January 17, 2023

"William Shakespeare and the Roots of Western Civilization" - Paul Cantor


Paul A. Cantor (October 25, 1945 – February 25, 2022) was an American literary and media critic. He taught for many years at the University of Virginia, where he was the Clifton Waller Barrett Professor of English.

Cantor published extensively on Shakespeare. In Shakespeare's Rome: Republic and Empire (1974), a revision of his doctoral thesis, he analyzed Shakespeare's Roman plays and contrasted the austere, republican mentality of Coriolanus with the bibulous and erotic energies of Antony and Cleopatra. He returned to the Roman plays in Shakespeare's Roman Trilogy: The Twilight of the Ancient World (2017).

In Shakespeare: Hamlet (1989), he depicted Hamlet as a man torn between pagan and Christian conceptions of heroism. In his articles on Macbeth, he analyzed "the Scottish play" using the same polarity.

A characteristic feature of Cantor's scholarship is his focus on various political regimes and their depiction in Shakespeare's plays. Cantor notes that different regimes promote different ideas about human beings, the good, and government. He compares and contrasts the early Roman regime as depicted in Coriolanus and the later Roman regime as depicted in Antony and Cleopatra, pagan values and Christian values, republican regimes and monarchical regimes.

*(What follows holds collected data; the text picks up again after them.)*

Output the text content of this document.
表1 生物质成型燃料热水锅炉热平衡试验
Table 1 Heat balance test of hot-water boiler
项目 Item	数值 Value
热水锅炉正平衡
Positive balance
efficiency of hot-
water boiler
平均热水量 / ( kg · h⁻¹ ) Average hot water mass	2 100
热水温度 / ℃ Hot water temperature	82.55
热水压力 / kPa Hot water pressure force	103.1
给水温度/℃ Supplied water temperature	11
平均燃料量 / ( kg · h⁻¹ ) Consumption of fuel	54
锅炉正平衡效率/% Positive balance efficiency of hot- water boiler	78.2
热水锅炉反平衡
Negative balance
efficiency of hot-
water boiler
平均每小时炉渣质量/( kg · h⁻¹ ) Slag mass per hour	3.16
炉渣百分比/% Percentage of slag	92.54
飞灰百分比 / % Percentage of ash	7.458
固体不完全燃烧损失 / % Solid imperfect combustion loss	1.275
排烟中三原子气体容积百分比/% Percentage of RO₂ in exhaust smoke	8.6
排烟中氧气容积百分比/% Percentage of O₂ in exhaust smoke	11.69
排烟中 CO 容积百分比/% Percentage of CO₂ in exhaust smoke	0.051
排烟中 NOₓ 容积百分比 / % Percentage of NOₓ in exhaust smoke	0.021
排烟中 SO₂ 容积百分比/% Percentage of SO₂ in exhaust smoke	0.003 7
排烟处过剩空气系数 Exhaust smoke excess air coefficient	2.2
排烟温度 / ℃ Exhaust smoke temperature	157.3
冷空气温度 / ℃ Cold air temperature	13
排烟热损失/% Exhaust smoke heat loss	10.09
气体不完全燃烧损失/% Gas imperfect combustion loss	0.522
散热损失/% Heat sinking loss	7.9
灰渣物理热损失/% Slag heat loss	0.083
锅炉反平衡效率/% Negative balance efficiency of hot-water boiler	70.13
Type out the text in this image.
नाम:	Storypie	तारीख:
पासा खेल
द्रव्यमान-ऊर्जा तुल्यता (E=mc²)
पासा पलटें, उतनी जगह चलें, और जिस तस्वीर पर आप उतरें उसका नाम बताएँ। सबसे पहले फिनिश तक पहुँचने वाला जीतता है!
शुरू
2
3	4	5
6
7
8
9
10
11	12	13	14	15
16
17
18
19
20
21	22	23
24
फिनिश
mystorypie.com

Video Title: "William Shakespeare and the Roots of Western Civilization" - Paul Cantor. Source: Western Civilization, Texas Tech University. Date Published: May 29, 2018. Description:

In this lecture, Paul Cantor, who is the Clifton Waller Barrett Professor of English at the University of Virginia, talks about Shakespeare and his legacy. If Shakespeare's plays constitute some of the great monuments of Western civilization, one reason is that they are deeply rooted in its grand traditions. Shakespeare's imagination ranged widely in terms of both geography and history. His historical plays chronicle the evolution of the British regime, from the chaos of feudal monarchy to the order of a modern centralized kingship. In his Roman plays, Shakespeare goes back to the ancient world to uncover the contribution of the classical republican tradition to the modern world. As a figure of the Renaissance, Shakespeare was positioned to draw on both ancient and modern traditions, and his plays can help us understand how the confluence of those traditions helped create our world today.